First Author: : M.Jhingan INDIA

Co Author(s): :    J. Chhablani                             

Abstract Details

Purpose:

To report natural history of idiopathic juxtafoveal retinal telangiectasias (IJRT) treated and untreated in coexistence with diabetic retinopathy (DR)

Setting:

L.V. Prasad Eye Institute, Hyderabad

Methods:

A retrospective chart review was done for all eyes with IJRT and DR with a minimum 2 years follow up. Eyes with other retinal disorders and poor quality imaging were excluded.

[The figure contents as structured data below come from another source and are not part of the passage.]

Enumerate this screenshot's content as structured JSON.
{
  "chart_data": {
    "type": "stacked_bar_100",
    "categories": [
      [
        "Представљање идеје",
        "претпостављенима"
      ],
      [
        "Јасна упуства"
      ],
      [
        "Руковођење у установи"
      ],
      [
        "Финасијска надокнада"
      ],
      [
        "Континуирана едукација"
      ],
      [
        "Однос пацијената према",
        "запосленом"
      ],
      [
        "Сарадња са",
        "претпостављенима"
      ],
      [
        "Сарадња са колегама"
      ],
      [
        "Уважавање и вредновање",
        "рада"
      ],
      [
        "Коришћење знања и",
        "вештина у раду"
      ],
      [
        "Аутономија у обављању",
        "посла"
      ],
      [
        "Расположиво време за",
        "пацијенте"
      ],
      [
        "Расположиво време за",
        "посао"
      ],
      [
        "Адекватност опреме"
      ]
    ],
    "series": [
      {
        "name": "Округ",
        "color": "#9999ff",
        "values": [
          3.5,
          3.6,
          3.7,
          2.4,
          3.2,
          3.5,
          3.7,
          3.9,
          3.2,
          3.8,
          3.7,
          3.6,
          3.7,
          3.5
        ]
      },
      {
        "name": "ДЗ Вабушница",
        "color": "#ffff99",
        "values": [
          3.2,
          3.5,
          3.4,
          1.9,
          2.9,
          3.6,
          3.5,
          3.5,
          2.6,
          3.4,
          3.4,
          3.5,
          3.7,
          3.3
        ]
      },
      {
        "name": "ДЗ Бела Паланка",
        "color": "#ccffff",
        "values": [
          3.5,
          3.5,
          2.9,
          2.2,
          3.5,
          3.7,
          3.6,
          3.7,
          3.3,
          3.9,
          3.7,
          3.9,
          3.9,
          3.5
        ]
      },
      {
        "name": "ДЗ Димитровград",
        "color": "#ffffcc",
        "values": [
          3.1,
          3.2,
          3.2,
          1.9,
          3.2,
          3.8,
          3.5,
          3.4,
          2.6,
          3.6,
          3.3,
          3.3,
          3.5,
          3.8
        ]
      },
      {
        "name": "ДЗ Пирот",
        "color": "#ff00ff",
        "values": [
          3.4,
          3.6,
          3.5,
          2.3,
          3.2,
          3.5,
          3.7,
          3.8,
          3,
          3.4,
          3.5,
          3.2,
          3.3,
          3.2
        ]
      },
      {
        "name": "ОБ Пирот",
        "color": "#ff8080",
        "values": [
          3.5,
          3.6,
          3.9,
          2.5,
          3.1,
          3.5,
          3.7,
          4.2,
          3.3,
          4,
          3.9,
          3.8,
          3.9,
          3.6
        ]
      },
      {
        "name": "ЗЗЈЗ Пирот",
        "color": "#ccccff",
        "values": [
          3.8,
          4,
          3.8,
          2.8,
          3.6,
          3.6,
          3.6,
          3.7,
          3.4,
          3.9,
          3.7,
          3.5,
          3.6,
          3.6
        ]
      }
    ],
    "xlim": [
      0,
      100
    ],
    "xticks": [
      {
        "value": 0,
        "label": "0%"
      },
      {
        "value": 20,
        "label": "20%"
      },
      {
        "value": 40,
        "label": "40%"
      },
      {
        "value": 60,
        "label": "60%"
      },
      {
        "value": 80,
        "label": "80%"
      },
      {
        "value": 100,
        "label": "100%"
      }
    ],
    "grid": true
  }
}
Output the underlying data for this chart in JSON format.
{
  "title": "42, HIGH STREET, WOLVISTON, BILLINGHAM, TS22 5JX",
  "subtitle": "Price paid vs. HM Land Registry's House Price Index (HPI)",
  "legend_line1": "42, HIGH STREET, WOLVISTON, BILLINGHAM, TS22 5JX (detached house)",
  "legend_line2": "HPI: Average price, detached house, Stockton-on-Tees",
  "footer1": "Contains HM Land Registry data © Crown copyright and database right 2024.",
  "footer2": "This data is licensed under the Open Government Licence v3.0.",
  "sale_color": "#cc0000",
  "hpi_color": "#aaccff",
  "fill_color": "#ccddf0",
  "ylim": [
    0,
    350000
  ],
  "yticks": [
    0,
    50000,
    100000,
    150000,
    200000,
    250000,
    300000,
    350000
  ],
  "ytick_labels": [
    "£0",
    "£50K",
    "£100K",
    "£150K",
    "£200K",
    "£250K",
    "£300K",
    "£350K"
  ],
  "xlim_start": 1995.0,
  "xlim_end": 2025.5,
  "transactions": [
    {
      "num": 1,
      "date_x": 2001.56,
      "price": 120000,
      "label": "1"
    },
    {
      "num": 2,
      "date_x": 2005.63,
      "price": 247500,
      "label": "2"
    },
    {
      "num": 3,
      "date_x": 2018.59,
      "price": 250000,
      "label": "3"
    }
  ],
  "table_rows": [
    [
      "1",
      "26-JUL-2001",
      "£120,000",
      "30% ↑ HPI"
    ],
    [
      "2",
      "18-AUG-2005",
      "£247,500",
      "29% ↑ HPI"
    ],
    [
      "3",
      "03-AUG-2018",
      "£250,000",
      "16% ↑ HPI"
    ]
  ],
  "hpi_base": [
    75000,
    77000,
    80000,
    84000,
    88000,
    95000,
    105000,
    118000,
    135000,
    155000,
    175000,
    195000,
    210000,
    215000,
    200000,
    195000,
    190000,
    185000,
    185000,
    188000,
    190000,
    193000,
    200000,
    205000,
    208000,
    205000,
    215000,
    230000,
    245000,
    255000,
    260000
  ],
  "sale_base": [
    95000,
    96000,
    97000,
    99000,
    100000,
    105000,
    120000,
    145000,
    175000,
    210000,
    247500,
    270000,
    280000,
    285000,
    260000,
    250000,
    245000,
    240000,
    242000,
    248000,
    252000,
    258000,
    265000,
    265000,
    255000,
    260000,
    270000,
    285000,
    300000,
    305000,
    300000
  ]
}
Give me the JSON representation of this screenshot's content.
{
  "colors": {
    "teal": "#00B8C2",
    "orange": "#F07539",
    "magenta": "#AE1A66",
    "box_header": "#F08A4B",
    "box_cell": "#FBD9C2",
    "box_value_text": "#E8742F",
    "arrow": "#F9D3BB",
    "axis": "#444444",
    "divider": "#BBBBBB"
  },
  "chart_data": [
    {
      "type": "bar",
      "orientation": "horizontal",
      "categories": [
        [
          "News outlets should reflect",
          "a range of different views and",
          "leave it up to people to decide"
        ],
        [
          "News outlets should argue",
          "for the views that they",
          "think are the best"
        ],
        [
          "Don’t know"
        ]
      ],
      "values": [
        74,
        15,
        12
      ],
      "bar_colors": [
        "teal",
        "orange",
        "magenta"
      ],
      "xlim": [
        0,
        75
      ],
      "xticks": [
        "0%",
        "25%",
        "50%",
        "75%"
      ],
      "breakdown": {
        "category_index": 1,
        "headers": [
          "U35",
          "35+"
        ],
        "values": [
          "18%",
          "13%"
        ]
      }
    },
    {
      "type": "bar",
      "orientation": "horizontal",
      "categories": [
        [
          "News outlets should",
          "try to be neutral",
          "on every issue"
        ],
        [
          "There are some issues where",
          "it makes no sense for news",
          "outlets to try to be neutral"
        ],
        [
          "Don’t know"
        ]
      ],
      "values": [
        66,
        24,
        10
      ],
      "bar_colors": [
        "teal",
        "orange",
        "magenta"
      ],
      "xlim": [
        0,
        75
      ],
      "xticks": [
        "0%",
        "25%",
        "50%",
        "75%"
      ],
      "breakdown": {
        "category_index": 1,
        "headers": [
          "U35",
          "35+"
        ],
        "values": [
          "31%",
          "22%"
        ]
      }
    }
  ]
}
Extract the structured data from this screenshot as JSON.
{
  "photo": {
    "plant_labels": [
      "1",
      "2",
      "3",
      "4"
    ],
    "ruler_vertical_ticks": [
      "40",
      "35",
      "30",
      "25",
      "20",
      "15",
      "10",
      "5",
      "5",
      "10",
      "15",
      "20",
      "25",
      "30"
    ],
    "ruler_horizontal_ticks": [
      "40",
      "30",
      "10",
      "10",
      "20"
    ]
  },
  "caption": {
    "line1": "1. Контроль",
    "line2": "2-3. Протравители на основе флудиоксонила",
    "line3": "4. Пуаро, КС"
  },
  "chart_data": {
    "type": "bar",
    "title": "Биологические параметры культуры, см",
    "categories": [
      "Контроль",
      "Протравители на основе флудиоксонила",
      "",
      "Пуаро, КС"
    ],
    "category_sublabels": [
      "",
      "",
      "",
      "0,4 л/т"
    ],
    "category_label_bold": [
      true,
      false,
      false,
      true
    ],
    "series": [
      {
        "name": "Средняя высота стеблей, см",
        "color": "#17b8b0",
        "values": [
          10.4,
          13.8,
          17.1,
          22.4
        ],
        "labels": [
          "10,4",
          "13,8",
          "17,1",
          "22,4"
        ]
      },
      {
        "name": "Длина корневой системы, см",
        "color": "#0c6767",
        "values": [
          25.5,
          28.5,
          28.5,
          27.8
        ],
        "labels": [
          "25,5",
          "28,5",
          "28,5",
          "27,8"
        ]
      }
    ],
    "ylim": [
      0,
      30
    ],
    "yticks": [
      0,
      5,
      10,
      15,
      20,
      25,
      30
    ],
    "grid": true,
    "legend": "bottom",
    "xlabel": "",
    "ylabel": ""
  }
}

Data collected included demographics, presenting visual acuity, systemic evaluation, treatments done, duration of follow up, and final visual outcomes. These data-sets were then analysed statistically.

Results:

Out of 951 patients with IJRT, 277 patients had diabetes. Out of 277 patients, 44 eyes of 22 patients had IJRT coexisting with DR. 28 eyes of 14 patients were included in this study. All cases of IJRT were bilateral with a preponderance of women (71.42%). Mean follow up was 84.5 ± 59.3 months with a mean random blood sugar level of 135.41 ± 45.47mg% at presentation. Hypertension was seen in 50% of the patients. All cases with stage V IJRT were hypertensive. 25 (89.28%) eyes presented with mild NPDR. Two (7.14%) eyes progressed in their DR staging from baseline. Stage III IJRT were noted in 11 (39.28)% eyes at baseline. No patient progressed to stage V IJRT during follow up. Mean presenting logMAR BCVA was 0.214 ± 0.227 (20/32 Snellen’s equivalent) which dropped to 0.399 ± 0.301 (20/50 Snellen’s equivalent) at last visit (p=0.0005). Diabetic macular edema (DME) was not noted in any patient over follow up.

Conclusions:

7.94% of eyes with IJRT in diabetic patients had coexistence DR. IJRT leads to slowly progressive visual loss irrespective of the presence of DR. IJRT may have a protective role against the occurrence of DME and progression of DR.